Wednesday, July 13, 2005

Love at 25: An Unfinished Introduction

For the past few months I have lived in a contemplative trance. Holding patterns like my current one (as I wait to return home) can be quite conducive for personal growth and exploration if given the proper consideration and appropriate attitude. I’ve tried to apply that attitude wherever I can, and I highly recommend it. Next time you’re waiting for a movie to start or in line at Wal-Mart, ignore the magazines at your elbow (I don’t care whose rack Cosmo is featuring this month) and take a moment to examine your place in the universe. You never know what you may find. The intoxicating aroma of beef jerky and bubble gum may just facilitate a life-changing discovery. Little known fact: Plato conceived Allegory of a Cave in line at the DMV. Filling up many months with contemplation can be a little more treacherous than the fleeting thoughts one might get at the checkout counter, so build up some endurance before you dive headfirst into life's great mysteries.

My philosophical sensibility tends quite fickle, deconstructing one topic to a hopeless mush before moving on to do the same to something else. The history of my blog represents this wonderfully. Politics and religion got beat down in the early months before I moved on to my writing. Then the summer movie season got into full swing, so that’s been the majority of May and June. Yet none of these things really managed the synaptic stranglehold that love has recently. I was shocked to find that, aside from one very brief contemplation of knights slaying dragons, that sacred cow had not been eviscerated in my crosshairs of cynicism like just about every other convention we hold dear these days.
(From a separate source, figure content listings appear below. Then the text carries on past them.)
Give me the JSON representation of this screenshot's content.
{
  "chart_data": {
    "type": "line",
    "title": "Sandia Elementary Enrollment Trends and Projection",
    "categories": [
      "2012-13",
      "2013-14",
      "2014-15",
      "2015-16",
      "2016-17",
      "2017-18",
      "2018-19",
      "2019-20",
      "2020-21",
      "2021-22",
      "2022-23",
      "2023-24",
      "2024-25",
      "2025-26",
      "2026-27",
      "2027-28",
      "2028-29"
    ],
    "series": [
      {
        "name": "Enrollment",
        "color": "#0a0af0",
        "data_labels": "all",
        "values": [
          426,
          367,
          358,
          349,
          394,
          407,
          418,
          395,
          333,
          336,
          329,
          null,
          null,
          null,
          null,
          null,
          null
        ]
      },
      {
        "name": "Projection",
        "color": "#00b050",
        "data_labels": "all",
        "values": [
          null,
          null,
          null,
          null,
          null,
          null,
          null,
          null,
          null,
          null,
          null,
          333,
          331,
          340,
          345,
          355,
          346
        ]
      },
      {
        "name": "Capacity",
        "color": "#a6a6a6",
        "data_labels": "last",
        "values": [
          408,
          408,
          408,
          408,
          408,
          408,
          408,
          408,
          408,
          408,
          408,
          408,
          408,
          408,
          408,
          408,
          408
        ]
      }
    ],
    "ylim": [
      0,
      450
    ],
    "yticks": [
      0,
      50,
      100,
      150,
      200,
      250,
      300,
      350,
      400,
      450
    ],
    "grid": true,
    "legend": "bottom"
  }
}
Why is that? I asked myself. Once I lay aside my shield of mocking bluster and repressed my relationship history, the answer came very easy.

Very simply, I don’t want to. For me to lose love in my heart (just as I lost faith) would be like snuffing out that last corner of my soul that occasionally lights the dark. I do have a history of self-destructive behavior, but I don’t thrill in pain and misery so much that I would quash my one great chance to rise out of the muck of my own self-righteous gloom. God is dead. My future is uncertain. The Cubs are below .500. If I slaughtered love, my lord, what would be left?

I have not given up on love. Coming from the family I do such action would not only be foolish, but it would also completely disregard of the evidence with which I am surrounded. And there’s nothing I hate more than an argument absent compelling evidence. So, I will not be destroying love on these pages, especially when so many other people seem to doing a perfectly good job destroying it for the rest of us.

Yes, I still believe in love, but that doesn’t mean it’s safe in my heart. Love has been attacked from all sides in my life. Normally, I’d let the bleak world have it; the world’s made a good case for love’s invalidation. It poisons love even as it bombards us with reminders of its blessings. I wish I could step aside. I wish I could just throw my hands up and discard this Hallmark bullshit.

But there was this girl.

Her name was Erika Thormahlen.

She's the most beautiful thing I’ve ever seen.